Na sexta-feira 24 de Junho de 2016 – o dia a seguir ao referendo sobre a permanência do Reino Unido na União Europeia que os partidários do Brexit venceram com 51.9% dos votos – Clottie Cream, L.E.D., Naima Jelly e Rosy Bones assinavam contrato nos escritórios da Rough Trade. Porém, para as quatro Goat Girl, o momento foi agridoce: a felicidade por, sem sequer um único single gravado, terem recebido a benção da histórica "indie" era amargada pela consciência do tremendo disparate político que pouco mais de metade do país, na véspera, havia cometido. Sem vontade para medir as palavras, três meses depois, publicavam "Scum" – “I honestly do think that someone spiked their drinks, how can an entire country be so fucking thick? Hold tight to your pale ales, bite off your nationalist nails, we're coming for you, please do fear, you scum aren't welcome here” –, exercício de libertação da bílis acompanhado por um video de Holly Whitaker no qual duas dezenas de pessoas, uma a uma, são alimentadas à força. Não é abusivo dizer que, sob coordenadas estéticas diferentes, as Goat Girl são o equivalente do Sul de Londres aos "east londoners", Stick In The Wheel: gente decididamente enraivecida com a História política e social recente do país e da cidade e com muito pouca vontade de se manter em silêncio. 

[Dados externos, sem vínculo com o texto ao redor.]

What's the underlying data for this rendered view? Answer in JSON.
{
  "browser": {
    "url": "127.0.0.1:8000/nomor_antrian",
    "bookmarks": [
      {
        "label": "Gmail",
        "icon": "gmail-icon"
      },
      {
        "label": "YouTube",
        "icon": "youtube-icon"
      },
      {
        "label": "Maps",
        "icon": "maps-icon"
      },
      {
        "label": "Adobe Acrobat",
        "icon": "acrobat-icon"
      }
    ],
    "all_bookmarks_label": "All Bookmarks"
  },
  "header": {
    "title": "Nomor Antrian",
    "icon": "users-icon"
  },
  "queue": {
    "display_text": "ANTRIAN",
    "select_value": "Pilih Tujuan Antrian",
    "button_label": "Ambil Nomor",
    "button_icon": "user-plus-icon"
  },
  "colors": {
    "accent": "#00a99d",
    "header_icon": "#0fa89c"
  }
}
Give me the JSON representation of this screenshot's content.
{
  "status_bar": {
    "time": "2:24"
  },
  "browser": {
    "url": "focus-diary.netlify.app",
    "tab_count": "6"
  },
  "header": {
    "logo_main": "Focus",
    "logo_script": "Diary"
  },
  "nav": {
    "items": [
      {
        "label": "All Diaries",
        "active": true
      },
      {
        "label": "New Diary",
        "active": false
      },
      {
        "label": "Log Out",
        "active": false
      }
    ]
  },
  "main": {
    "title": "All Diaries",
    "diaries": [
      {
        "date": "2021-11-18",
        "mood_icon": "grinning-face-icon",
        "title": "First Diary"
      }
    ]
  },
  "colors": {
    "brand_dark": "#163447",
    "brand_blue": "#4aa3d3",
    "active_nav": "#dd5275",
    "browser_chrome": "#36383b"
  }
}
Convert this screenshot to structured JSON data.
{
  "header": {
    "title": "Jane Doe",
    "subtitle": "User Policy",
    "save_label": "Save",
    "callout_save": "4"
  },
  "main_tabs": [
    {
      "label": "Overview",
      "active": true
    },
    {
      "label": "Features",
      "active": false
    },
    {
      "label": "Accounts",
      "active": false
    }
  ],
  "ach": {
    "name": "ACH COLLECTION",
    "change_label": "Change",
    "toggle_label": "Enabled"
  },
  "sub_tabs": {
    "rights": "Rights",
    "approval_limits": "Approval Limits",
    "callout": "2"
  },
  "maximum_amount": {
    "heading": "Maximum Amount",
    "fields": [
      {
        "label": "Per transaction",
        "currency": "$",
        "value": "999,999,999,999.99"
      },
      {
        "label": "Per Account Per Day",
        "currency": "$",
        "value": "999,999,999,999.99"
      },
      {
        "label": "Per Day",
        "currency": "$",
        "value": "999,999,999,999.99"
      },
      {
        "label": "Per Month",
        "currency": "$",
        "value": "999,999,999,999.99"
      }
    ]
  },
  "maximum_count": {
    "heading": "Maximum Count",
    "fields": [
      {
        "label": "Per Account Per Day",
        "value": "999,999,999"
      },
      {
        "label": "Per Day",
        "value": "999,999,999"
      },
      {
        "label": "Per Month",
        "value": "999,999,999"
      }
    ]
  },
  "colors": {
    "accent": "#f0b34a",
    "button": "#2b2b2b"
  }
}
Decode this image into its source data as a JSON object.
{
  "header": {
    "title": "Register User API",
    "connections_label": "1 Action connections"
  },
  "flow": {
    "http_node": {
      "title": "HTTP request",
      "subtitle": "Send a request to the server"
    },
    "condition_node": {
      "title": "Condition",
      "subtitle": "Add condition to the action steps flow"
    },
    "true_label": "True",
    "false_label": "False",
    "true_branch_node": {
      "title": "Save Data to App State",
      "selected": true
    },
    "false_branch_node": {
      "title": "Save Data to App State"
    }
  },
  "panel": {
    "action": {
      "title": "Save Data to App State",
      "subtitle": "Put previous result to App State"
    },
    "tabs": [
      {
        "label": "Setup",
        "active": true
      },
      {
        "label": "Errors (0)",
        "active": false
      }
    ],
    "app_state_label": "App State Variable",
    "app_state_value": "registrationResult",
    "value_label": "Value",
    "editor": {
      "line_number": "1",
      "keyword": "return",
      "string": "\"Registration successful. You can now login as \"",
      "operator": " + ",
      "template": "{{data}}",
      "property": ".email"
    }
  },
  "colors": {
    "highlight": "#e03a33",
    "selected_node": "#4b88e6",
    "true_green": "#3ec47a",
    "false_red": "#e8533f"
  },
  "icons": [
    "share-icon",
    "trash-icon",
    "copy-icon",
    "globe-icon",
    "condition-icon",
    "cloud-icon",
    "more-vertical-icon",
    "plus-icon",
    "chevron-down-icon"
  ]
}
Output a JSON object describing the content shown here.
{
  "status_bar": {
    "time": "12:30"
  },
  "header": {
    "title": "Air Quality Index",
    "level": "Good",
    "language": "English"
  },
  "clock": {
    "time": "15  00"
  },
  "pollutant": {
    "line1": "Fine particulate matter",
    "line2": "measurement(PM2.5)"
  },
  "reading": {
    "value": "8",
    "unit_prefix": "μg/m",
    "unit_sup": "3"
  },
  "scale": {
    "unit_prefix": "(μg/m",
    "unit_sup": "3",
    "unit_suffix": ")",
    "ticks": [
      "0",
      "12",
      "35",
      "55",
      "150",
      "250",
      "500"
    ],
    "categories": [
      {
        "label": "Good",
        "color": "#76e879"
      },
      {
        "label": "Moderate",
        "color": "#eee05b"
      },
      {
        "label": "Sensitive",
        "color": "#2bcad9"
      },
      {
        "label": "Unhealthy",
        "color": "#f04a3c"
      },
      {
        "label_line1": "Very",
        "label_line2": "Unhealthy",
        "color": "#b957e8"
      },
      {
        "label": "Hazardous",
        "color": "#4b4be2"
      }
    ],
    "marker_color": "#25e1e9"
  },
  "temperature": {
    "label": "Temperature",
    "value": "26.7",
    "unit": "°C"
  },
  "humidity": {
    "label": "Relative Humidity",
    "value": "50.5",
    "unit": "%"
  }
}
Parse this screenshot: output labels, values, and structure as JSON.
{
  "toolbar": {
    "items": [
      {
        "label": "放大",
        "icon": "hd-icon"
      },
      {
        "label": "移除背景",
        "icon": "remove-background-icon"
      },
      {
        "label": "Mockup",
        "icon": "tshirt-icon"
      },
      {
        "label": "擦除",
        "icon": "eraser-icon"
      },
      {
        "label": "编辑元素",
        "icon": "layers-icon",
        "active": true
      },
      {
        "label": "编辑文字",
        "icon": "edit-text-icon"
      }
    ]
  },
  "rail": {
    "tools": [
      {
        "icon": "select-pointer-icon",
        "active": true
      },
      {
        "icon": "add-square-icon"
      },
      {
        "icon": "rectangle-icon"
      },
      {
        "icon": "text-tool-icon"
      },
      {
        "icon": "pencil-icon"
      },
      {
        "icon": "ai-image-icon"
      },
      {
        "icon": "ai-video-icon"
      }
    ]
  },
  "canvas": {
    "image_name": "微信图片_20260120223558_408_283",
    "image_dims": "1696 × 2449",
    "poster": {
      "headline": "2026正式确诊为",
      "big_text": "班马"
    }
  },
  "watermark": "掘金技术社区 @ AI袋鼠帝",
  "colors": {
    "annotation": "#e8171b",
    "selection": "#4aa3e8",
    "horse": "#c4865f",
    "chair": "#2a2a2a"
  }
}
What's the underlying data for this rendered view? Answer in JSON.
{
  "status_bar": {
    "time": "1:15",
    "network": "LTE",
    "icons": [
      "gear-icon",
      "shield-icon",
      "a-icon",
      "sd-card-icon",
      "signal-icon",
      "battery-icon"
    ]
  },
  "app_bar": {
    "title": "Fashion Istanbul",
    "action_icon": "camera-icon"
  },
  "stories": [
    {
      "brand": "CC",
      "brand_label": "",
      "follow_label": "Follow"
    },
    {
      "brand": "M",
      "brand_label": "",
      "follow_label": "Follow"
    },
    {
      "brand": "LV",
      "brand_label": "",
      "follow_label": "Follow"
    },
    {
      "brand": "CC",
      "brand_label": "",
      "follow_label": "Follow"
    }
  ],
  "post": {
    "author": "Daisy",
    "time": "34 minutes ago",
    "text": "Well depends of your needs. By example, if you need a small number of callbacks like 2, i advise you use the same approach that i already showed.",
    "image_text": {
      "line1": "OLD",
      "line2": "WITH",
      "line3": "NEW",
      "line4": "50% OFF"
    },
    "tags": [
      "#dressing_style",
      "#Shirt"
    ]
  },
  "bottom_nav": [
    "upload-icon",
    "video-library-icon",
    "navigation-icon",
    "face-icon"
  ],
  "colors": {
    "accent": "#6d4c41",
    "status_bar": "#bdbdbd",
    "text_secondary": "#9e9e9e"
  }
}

Mas, se o grupo de Nicola Kearey e Ian Carter prefere uma rudeza folk de recorte modernista, o álbum de estreia homónimo das Goat Girl tanto faz pensar nas Throwing Muses como nas Slits, PJ Harvey ou até na sonoridade ferruginosa de Tom Waits. Elas, quando interrogadas, referem os Silver Jews, The Fall, Patti Smith, Billie Holiday e Sonic Youth. Algures entre Peckham e Brixton, zonas por enquanto libertadas da erosão gentrificadora, numa cena cujo polo é o "pub" The Windmill e o “So Young Magazine” a central informativa, pertence ao novíssimo quarteto feminino a mais intrépida voz: em fúria contra os pequenos pulhas anónimos (“Creep on the train with his creepy gold chain, creep on the train with his dirty trouser stain, I really want to smash your head in”), amotinada contra a corja política (“Build a bonfire, put the Tories on the top, put the DUP in the middle and we’ll burn the fucking lot”) e a sua acção tóxica (“Phallic building, cyanide killing all that was clear, find an antidote for this accumulating smoke”), e capaz de transformar uma canção do "musical" Bugsy Malone (1976) em palavra de ordem: “I was born to be a dancer, I won't take no for an answer”.